Dir-me-ão que o Governo legislou sobre isto e que a lei deve ser cumprida. Absolutamente de acordo. Tenho imensa pena que não façam esta brilhante análise no site do Parlamento, por exemplo. Carreguei no símbolo da acessibilidade e está lá isto
A Acessibilidade do Portal
O Portal Internet da Assembleia da República tem como um dos seus objectivos proporcionar a todos os seus utilizadores acessibilidade aos seus conteúdos. Cumprimos as normas internacionais de acesso aos conteúdos Web, facilitando a sua utilização a todos os que nele entrarem com tecnologias de acesso.
Existe uma particular atenção para com os cidadãos com necessidades especiais garantindo um elevado nível de compatibilidade com os leitores de ecrã mais utilizados no mercado.
O Portal utiliza também um serviço - ReadSpeaker - que permite uma consulta mais fácil dos sites de internet, através de uma síntese vocal quase natural, que lê o conteúdo das páginas ao visitante.
Continuamos a trabalhar no sentido de aumentar o nível de acessibilidade aos conteúdos deste Portal.

Se alguém me disser onde está alguma informação de como usar o serviço Read Speaker dou-lhe um doce. Não é fácil de descobrir, nem de particular facilidade de utilização a menos que se saiba que pode ler excertos em vez de páginas inteiras.

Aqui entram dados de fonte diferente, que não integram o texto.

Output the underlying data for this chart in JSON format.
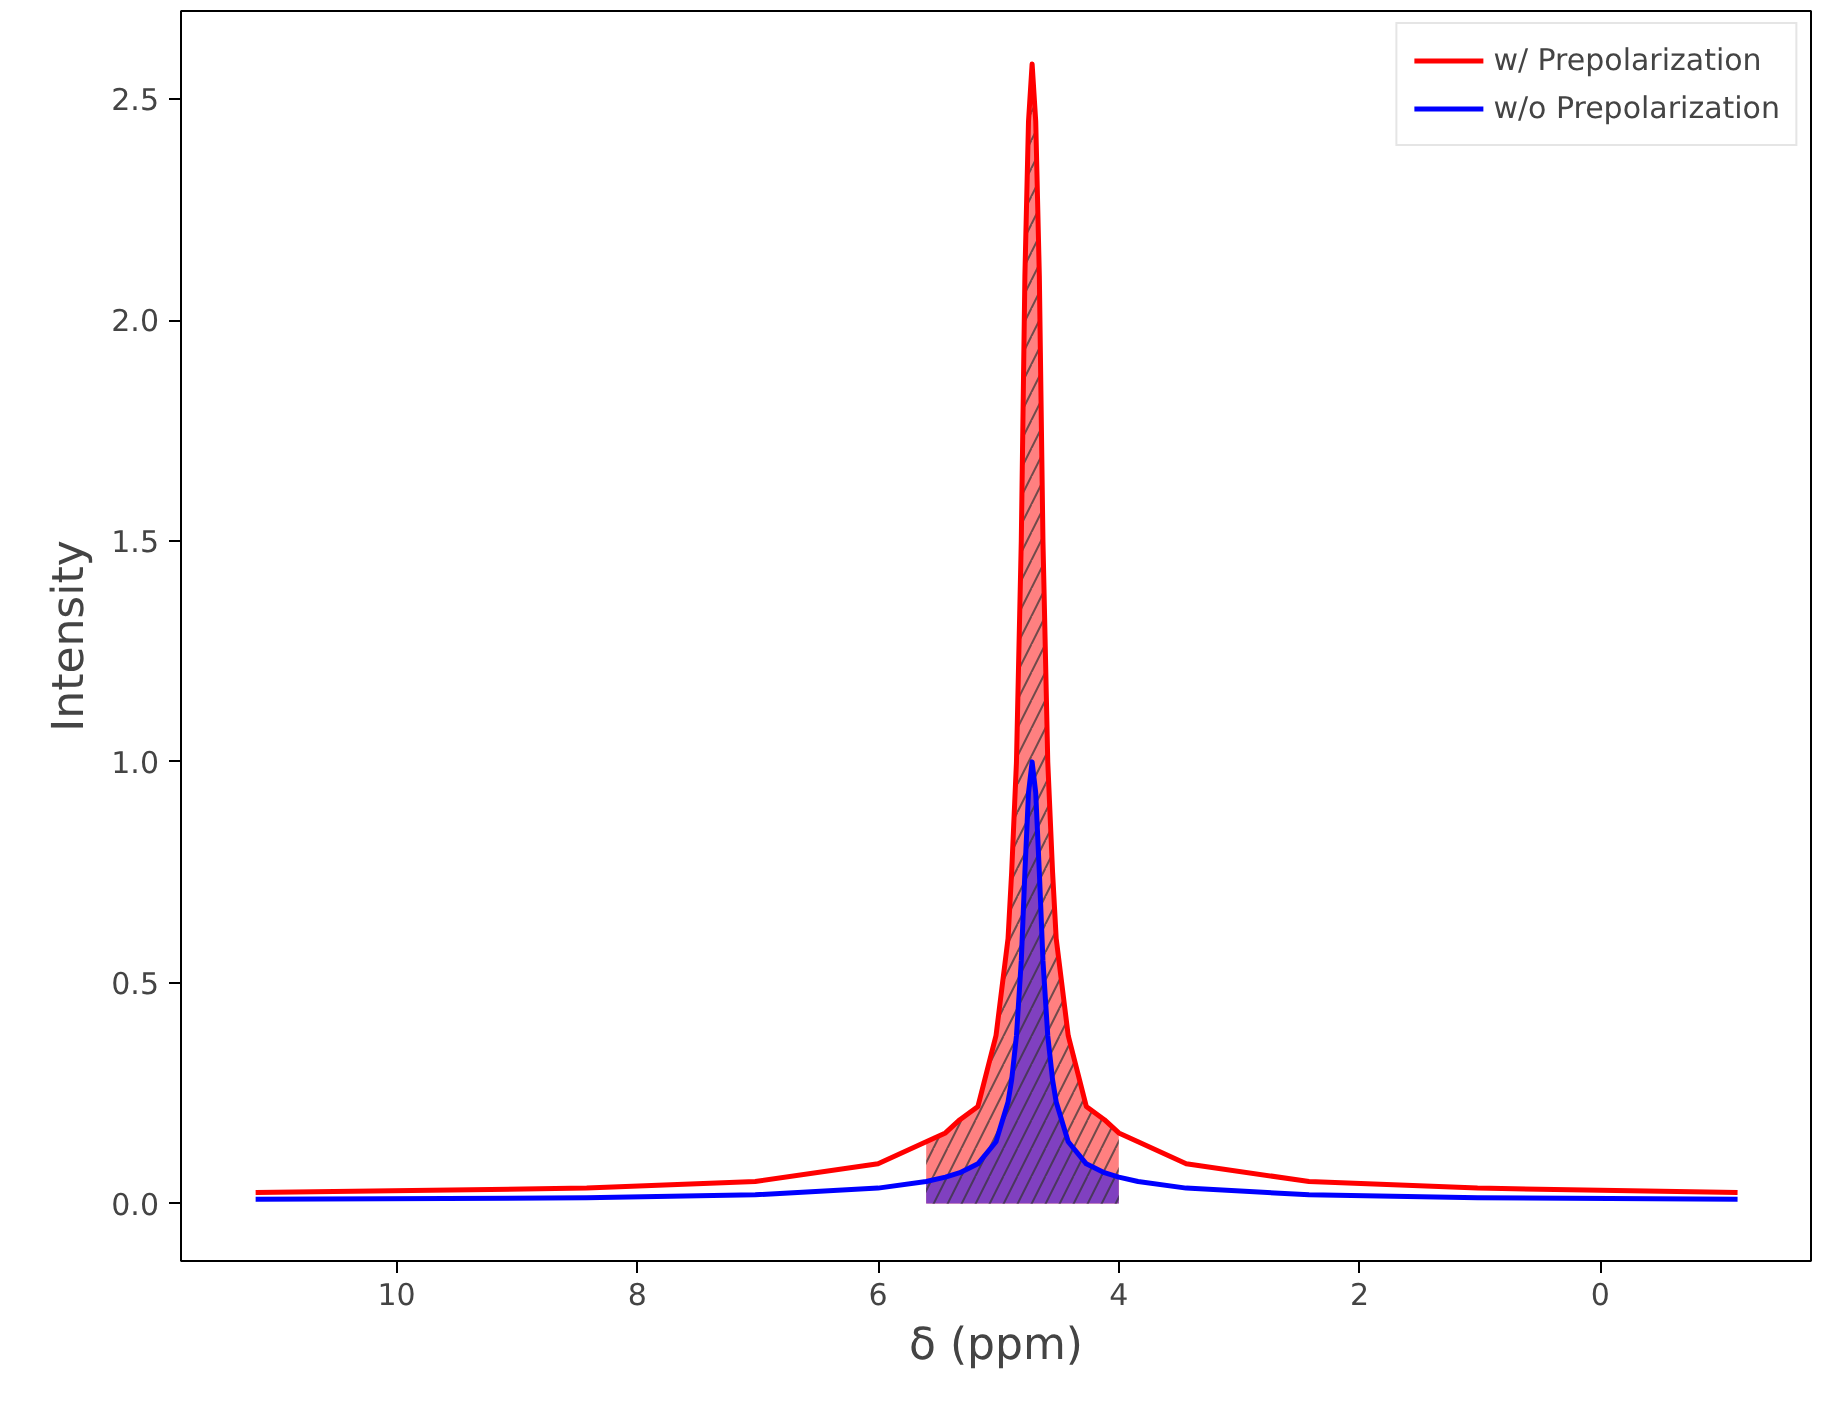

Lê links sem fazer a distinção se são links ou não, lê labels de imagens, não está autorizado para o domínio em inglês (www.en.parlamento.pt) etc etc. E já agora expliquem-me porque é que um site que segue as normas de acessibilidade tem o seguinte texto:
(...) Continuamos a trabalhar no sentido de aumentar o nível de acessibilidade aos conteúdos deste Portal.
Afixação do Símbolo de Acessibilidade à Web
A afixação do Símbolo de Acessibilidade não garante que este sítio seja 100% acessível. A utilização deste símbolo demonstra, unicamente, um esforço em aumentar a acessibilidade deste sítio em conformidade com a Resolução do Conselho de Ministros Nº 155/2007 sobre acessibilidade dos sítios da administração pública na Internet pelos cidadãos com necessidades especiais.

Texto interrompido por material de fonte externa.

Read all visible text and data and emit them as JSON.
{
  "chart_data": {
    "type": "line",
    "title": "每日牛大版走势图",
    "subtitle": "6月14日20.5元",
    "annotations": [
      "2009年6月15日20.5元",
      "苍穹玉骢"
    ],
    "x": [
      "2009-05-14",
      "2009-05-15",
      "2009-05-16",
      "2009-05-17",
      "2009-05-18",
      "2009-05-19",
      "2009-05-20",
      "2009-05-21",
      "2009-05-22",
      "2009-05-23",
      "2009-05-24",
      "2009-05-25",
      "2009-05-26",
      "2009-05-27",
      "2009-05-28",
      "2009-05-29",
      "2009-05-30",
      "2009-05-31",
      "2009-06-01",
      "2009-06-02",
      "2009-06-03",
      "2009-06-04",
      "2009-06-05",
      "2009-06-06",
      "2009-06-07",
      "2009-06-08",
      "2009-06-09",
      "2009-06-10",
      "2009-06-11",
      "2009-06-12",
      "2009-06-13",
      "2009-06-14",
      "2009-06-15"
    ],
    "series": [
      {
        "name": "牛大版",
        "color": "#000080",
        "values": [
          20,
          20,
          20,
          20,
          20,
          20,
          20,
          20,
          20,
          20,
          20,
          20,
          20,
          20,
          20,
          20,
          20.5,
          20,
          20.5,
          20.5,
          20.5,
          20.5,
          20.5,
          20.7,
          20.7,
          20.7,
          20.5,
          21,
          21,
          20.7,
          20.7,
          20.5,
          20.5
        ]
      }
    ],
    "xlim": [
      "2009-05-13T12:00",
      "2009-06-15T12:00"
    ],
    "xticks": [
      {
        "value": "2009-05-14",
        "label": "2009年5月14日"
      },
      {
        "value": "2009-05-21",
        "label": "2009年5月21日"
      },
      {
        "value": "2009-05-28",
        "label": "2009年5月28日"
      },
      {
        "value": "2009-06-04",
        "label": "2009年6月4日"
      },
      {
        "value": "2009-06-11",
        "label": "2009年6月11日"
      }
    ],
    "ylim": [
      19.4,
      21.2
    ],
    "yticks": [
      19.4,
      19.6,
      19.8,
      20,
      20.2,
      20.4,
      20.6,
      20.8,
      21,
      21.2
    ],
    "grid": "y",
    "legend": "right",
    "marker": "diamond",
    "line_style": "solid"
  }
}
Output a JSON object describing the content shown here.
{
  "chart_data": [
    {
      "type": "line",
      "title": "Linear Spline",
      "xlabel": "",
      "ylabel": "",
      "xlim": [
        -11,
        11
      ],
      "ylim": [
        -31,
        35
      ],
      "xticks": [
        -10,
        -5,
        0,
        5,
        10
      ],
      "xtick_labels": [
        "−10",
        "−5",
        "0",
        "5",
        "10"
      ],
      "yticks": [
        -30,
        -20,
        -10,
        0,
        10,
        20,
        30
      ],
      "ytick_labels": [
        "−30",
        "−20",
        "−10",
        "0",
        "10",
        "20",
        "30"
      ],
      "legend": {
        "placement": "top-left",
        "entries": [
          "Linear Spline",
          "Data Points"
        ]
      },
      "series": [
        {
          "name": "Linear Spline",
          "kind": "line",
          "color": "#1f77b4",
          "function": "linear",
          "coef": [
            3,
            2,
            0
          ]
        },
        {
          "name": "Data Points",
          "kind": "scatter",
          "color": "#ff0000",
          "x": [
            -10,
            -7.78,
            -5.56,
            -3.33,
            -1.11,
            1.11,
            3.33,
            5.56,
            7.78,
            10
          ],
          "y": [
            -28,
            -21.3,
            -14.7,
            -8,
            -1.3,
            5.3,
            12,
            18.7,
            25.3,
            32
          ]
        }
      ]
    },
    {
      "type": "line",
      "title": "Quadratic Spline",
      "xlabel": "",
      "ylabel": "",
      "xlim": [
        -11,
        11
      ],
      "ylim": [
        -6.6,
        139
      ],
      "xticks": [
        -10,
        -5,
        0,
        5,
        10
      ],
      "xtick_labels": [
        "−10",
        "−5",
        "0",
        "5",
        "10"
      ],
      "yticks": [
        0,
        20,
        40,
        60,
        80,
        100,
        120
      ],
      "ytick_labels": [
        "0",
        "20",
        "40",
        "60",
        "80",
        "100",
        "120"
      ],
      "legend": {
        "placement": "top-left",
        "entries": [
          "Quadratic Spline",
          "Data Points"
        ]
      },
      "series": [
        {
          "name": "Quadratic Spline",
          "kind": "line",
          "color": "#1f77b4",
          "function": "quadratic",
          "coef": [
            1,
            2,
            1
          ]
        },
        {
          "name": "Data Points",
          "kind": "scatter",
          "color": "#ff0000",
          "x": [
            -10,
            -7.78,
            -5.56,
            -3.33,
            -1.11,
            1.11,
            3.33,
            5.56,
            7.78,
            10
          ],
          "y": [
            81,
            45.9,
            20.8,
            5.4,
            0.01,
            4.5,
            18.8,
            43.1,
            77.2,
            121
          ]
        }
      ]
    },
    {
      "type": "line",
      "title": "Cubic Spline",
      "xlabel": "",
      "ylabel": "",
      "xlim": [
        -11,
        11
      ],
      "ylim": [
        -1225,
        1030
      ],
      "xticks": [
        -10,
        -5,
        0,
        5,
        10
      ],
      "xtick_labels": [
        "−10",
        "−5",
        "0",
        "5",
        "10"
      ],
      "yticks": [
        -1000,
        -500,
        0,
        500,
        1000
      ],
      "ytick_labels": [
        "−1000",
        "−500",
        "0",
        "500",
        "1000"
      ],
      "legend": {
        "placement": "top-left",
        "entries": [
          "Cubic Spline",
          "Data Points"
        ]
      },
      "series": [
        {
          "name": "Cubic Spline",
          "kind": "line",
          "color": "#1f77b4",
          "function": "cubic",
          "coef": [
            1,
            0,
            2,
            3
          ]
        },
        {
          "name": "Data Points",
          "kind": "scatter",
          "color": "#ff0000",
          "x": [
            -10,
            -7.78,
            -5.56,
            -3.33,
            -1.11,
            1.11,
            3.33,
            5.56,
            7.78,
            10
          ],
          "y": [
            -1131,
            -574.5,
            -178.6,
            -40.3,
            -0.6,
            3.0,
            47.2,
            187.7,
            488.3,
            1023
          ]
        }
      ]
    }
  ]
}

É  que  se continuarem a trabalhar deve ser porque é sempre um trabalho que nunca está acabado, pelo que do ponto de vista mais rigoroso pode estar também fora da lei. Vão-me dizer que também é culpa do Governo?

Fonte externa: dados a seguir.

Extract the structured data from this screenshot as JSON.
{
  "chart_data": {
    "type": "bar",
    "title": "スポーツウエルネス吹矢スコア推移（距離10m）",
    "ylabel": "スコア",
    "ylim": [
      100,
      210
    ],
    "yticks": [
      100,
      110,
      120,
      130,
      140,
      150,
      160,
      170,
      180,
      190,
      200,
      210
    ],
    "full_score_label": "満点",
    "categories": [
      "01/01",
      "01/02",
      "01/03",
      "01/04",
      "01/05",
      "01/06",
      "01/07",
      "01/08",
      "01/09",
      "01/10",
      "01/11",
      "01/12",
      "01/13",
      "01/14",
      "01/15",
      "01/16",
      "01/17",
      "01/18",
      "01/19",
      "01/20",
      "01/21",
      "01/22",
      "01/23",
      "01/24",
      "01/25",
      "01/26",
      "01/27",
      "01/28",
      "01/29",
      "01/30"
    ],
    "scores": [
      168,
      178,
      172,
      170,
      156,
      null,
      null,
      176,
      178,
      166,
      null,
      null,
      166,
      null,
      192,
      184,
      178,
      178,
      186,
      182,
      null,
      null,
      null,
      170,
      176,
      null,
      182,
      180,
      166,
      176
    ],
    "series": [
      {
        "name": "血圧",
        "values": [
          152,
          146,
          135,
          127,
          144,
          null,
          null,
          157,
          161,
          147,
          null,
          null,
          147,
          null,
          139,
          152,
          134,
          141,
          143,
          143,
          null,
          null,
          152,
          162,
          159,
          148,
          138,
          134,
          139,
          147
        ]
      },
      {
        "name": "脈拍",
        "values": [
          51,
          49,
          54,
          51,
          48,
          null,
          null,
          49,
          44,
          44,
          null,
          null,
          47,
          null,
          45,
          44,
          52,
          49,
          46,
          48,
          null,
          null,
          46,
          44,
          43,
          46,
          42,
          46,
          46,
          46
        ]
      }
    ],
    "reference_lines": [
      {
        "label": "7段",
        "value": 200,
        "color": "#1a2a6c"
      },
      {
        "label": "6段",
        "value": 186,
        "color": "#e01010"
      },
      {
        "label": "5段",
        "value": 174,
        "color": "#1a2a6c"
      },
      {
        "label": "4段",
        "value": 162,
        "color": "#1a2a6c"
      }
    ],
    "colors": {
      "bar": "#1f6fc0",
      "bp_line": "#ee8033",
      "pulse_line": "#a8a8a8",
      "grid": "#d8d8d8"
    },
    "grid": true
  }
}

Ora meus amigos é com grande mágoa que tenho de vos mandar à merda (especialistas e media, bem entendido. Não é com grande mágoa, é até com alguma satisfação mas tento manter um tom mais ou menos elevado).
Assim que consiga vou mandar-vos à merda em Braille e tentar por aqui um clip de som mandando-vos à merda, porque eu não quero que nenhum jornalista ou especialista cego ou surdo ou as duas coisas fique sem receber a mensagem.